Rhy kiedyś, chcąc go sprowadzić do domu, wyrył słowo na własnej skórze, a wtedy Kell wrócił, po czym znowu odszedł. Porzucił księcia, koronę, miasto. Podążył przez drzwi pomiędzy światami za kobietą w bieli, ponieważ mu powiedziała, że jest potrzebny, że potrafi jej pomóc, że to jego wina i powinien naprawić szkody.
Jego serce słabło w piersi.
Nie, nie jego serce. Serce Rhya! Życie przywiązane do niego za pomocą magii, której już w sobie… nie miał! Panika ponownie rozbłysła, dmuchając gorącem w paraliżujący chłód, i Kell przywarł do niej kurczowo, odsuwając się od pustego strachu kołnierza. Wyprostował się w ramie, zacisnął zęby i ciągnął kajdany, aż poczuł trzask kości w nadgarstkach, rozdzieranie skóry. Krew spłynęła w gęstych czerwonych kroplach na kamienną posadzkę, intensywna, lecz bezużyteczna. Zdławił krzyk, gdy metal przesuwał się po skórze i wbijał w nią. Ból przeszył mu ramię, mknąc w górę, jednak Kell nadal ciągnął, choć metal ranił mu mięśnie, a potem kości, aż w końcu uwolnił prawą rękę.
Opadł gwałtownie w tył, zrobił potężny wdech i starał się zacisnąć zakrwawione, bezwładne palce wokół kołnierza, lecz w chwili, w której dotknął nimi metalu, okropne mrowiące zimno wspięło się po jego ramieniu, a potem ogarnęło głowę.
— As Steno — błagał. „Rozerwij”.
Nic się nie zdarzyło.
Żadna moc nie pojawiła się, nie wypełniła rozkazu.
Załkał i zawisł na konstrukcji.
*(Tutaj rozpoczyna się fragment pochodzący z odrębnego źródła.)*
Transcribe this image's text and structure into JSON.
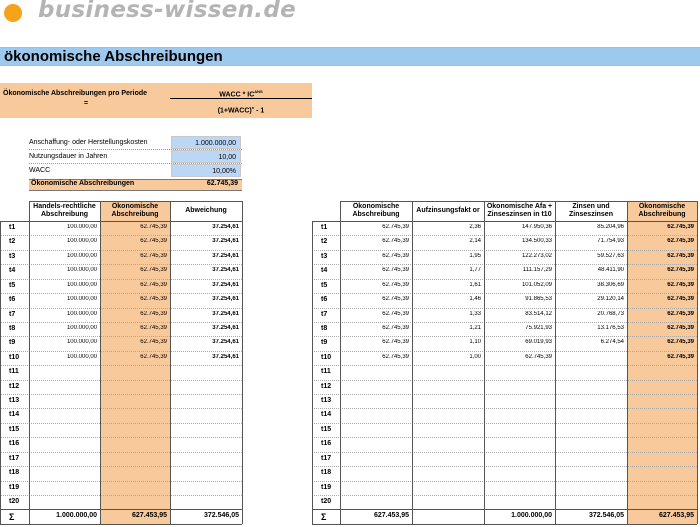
{
  "brand": {
    "name": "business-wissen.de"
  },
  "sheet": {
    "title": "ökonomische Abschreibungen"
  },
  "formula": {
    "label": "Ökonomische Abschreibungen pro Periode",
    "equals": "=",
    "numerator": "WACC * IC",
    "numerator_sup": "ANS",
    "denominator": "(1+WACC)",
    "denominator_sup": "n",
    "denominator_tail": " - 1"
  },
  "inputs": [
    {
      "label": "Anschaffung- oder Herstellungskosten",
      "value": "1.000.000,00"
    },
    {
      "label": "Nutzungsdauer in Jahren",
      "value": "10,00"
    },
    {
      "label": "WACC",
      "value": "10,00%"
    }
  ],
  "result": {
    "label": "Ökonomische Abschreibungen",
    "value": "62.745,39"
  },
  "left_table": {
    "headers": [
      "Handels-rechtliche Abschreibung",
      "Ökonomische Abschreibung",
      "Abweichung"
    ],
    "rows": [
      [
        "t1",
        "100.000,00",
        "62.745,39",
        "37.254,61"
      ],
      [
        "t2",
        "100.000,00",
        "62.745,39",
        "37.254,61"
      ],
      [
        "t3",
        "100.000,00",
        "62.745,39",
        "37.254,61"
      ],
      [
        "t4",
        "100.000,00",
        "62.745,39",
        "37.254,61"
      ],
      [
        "t5",
        "100.000,00",
        "62.745,39",
        "37.254,61"
      ],
      [
        "t6",
        "100.000,00",
        "62.745,39",
        "37.254,61"
      ],
      [
        "t7",
        "100.000,00",
        "62.745,39",
        "37.254,61"
      ],
      [
        "t8",
        "100.000,00",
        "62.745,39",
        "37.254,61"
      ],
      [
        "t9",
        "100.000,00",
        "62.745,39",
        "37.254,61"
      ],
      [
        "t10",
        "100.000,00",
        "62.745,39",
        "37.254,61"
      ],
      [
        "t11",
        "",
        "",
        ""
      ],
      [
        "t12",
        "",
        "",
        ""
      ],
      [
        "t13",
        "",
        "",
        ""
      ],
      [
        "t14",
        "",
        "",
        ""
      ],
      [
        "t15",
        "",
        "",
        ""
      ],
      [
        "t16",
        "",
        "",
        ""
      ],
      [
        "t17",
        "",
        "",
        ""
      ],
      [
        "t18",
        "",
        "",
        ""
      ],
      [
        "t19",
        "",
        "",
        ""
      ],
      [
        "t20",
        "",
        "",
        ""
      ]
    ],
    "sum": [
      "Σ",
      "1.000.000,00",
      "627.453,95",
      "372.546,05"
    ]
  },
  "right_table": {
    "headers": [
      "Ökonomische Abschreibung",
      "Aufzinsungsfakt or",
      "Ökonomische Afa + Zinseszinsen in t10",
      "Zinsen und Zinseszinsen",
      "Ökonomische Abschreibung"
    ],
    "rows": [
      [
        "t1",
        "62.745,39",
        "2,36",
        "147.950,36",
        "85.204,96",
        "62.745,39"
      ],
      [
        "t2",
        "62.745,39",
        "2,14",
        "134.500,33",
        "71.754,93",
        "62.745,39"
      ],
      [
        "t3",
        "62.745,39",
        "1,95",
        "122.273,02",
        "59.527,63",
        "62.745,39"
      ],
      [
        "t4",
        "62.745,39",
        "1,77",
        "111.157,29",
        "48.411,90",
        "62.745,39"
      ],
      [
        "t5",
        "62.745,39",
        "1,61",
        "101.052,09",
        "38.306,69",
        "62.745,39"
      ],
      [
        "t6",
        "62.745,39",
        "1,46",
        "91.865,53",
        "29.120,14",
        "62.745,39"
      ],
      [
        "t7",
        "62.745,39",
        "1,33",
        "83.514,12",
        "20.768,73",
        "62.745,39"
      ],
      [
        "t8",
        "62.745,39",
        "1,21",
        "75.921,93",
        "13.176,53",
        "62.745,39"
      ],
      [
        "t9",
        "62.745,39",
        "1,10",
        "69.019,93",
        "6.274,54",
        "62.745,39"
      ],
      [
        "t10",
        "62.745,39",
        "1,00",
        "62.745,39",
        "",
        "62.745,39"
      ],
      [
        "t11",
        "",
        "",
        "",
        "",
        ""
      ],
      [
        "t12",
        "",
        "",
        "",
        "",
        ""
      ],
      [
        "t13",
        "",
        "",
        "",
        "",
        ""
      ],
      [
        "t14",
        "",
        "",
        "",
        "",
        ""
      ],
      [
        "t15",
        "",
        "",
        "",
        "",
        ""
      ],
      [
        "t16",
        "",
        "",
        "",
        "",
        ""
      ],
      [
        "t17",
        "",
        "",
        "",
        "",
        ""
      ],
      [
        "t18",
        "",
        "",
        "",
        "",
        ""
      ],
      [
        "t19",
        "",
        "",
        "",
        "",
        ""
      ],
      [
        "t20",
        "",
        "",
        "",
        "",
        ""
      ]
    ],
    "sum": [
      "Σ",
      "627.453,95",
      "",
      "1.000.000,00",
      "372.546,05",
      "627.453,95"
    ]
  }
}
Pomieszczenie przechyliło się i zwęziło, a on poczuł, że jego umysł sunie ku ciemnościom, lecz zmusił ciało do pozycji pionowej, przemógł się i przełknął podnoszącą się w gardle żółć. Zacisnął odartą ze skóry, połamaną rękę wciąż uwięzionego ramienia i zaczął ciągnąć.
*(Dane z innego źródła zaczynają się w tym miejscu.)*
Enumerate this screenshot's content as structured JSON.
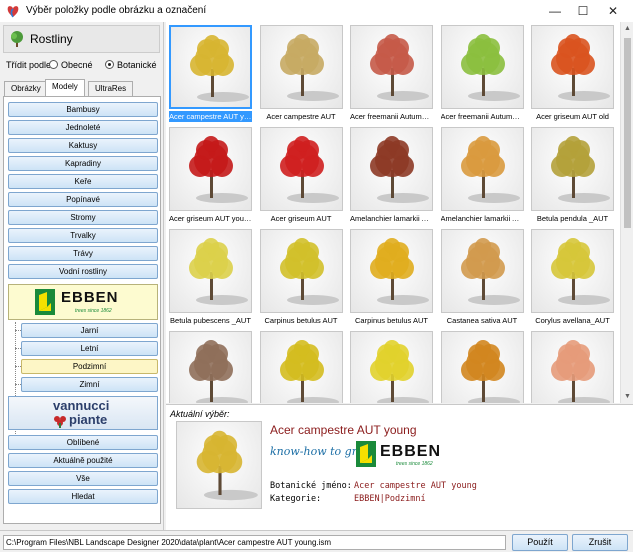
{
  "window": {
    "title": "Výběr položky podle obrázku a označení",
    "controls": {
      "minimize": "—",
      "maximize": "☐",
      "close": "✕"
    }
  },
  "left": {
    "group_title": "Rostliny",
    "sort": {
      "label": "Třídit podle",
      "options": [
        {
          "label": "Obecné",
          "selected": false
        },
        {
          "label": "Botanické",
          "selected": true
        }
      ]
    },
    "tabs": [
      {
        "label": "Obrázky",
        "active": false
      },
      {
        "label": "Modely",
        "active": true
      },
      {
        "label": "UltraRes",
        "active": false
      }
    ],
    "categories": [
      "Bambusy",
      "Jednoleté",
      "Kaktusy",
      "Kapradiny",
      "Keře",
      "Popínavé",
      "Stromy",
      "Trvalky",
      "Trávy",
      "Vodní rostliny"
    ],
    "brand1": {
      "word": "EBBEN",
      "sub": "trees since 1862"
    },
    "brand1_items": [
      {
        "label": "Jarní",
        "selected": false
      },
      {
        "label": "Letní",
        "selected": false
      },
      {
        "label": "Podzimní",
        "selected": true
      },
      {
        "label": "Zimní",
        "selected": false
      }
    ],
    "brand2": {
      "line1": "vannucci",
      "line2": "piante"
    },
    "bottom_buttons": [
      "Oblíbené",
      "Aktuálně použité",
      "Vše",
      "Hledat"
    ]
  },
  "grid": {
    "items": [
      {
        "label": "Acer campestre AUT young",
        "color": "#d7b531",
        "selected": true
      },
      {
        "label": "Acer campestre AUT",
        "color": "#c6aa63",
        "selected": false
      },
      {
        "label": "Acer freemanii Autumn Blaze",
        "color": "#c55a48",
        "selected": false
      },
      {
        "label": "Acer freemanii Autumn Blaze young",
        "color": "#8bbf3e",
        "selected": false
      },
      {
        "label": "Acer griseum AUT old",
        "color": "#d9531f",
        "selected": false
      },
      {
        "label": "Acer griseum AUT young",
        "color": "#c41a1a",
        "selected": false
      },
      {
        "label": "Acer griseum AUT",
        "color": "#cf1f1f",
        "selected": false
      },
      {
        "label": "Amelanchier lamarkii AUT",
        "color": "#8d3a26",
        "selected": false
      },
      {
        "label": "Amelanchier lamarkii AUT young",
        "color": "#d99a3e",
        "selected": false
      },
      {
        "label": "Betula pendula _AUT",
        "color": "#b4a13a",
        "selected": false
      },
      {
        "label": "Betula pubescens _AUT",
        "color": "#dcd04a",
        "selected": false
      },
      {
        "label": "Carpinus betulus AUT",
        "color": "#d1c02a",
        "selected": false
      },
      {
        "label": "Carpinus betulus AUT",
        "color": "#e0ad1e",
        "selected": false
      },
      {
        "label": "Castanea sativa AUT",
        "color": "#d19a4e",
        "selected": false
      },
      {
        "label": "Corylus avellana_AUT",
        "color": "#d6c73a",
        "selected": false
      },
      {
        "label": "",
        "color": "#8f6f5a",
        "selected": false
      },
      {
        "label": "",
        "color": "#d4bd1f",
        "selected": false
      },
      {
        "label": "",
        "color": "#e1d12c",
        "selected": false
      },
      {
        "label": "",
        "color": "#d1861f",
        "selected": false
      },
      {
        "label": "",
        "color": "#e59b7a",
        "selected": false
      }
    ]
  },
  "detail": {
    "caption": "Aktuální výběr:",
    "name": "Acer campestre AUT young",
    "slogan": "know-how to grow",
    "brand_word": "EBBEN",
    "brand_sub": "trees since 1862",
    "fields": [
      {
        "label": "Botanické jméno:",
        "value": "Acer campestre AUT young"
      },
      {
        "label": "Kategorie:",
        "value": "EBBEN|Podzimní"
      }
    ],
    "color": "#d7b531"
  },
  "status": {
    "path": "C:\\Program Files\\NBL Landscape Designer 2020\\data\\plant\\Acer campestre AUT young.ism",
    "use_label": "Použít",
    "cancel_label": "Zrušit"
  }
}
Upłynęły minuty — które wydawały się godzinami, latami — aż wreszcie się wyrwał.
Wydobył się z konstrukcji i zachwiał na nogach. Metalowe kajdany wbiły się wcześniej w przeguby jego dłoni głęboko — zbyt głęboko — a jasny kamień pod stopami lśnił czerwienią krwi.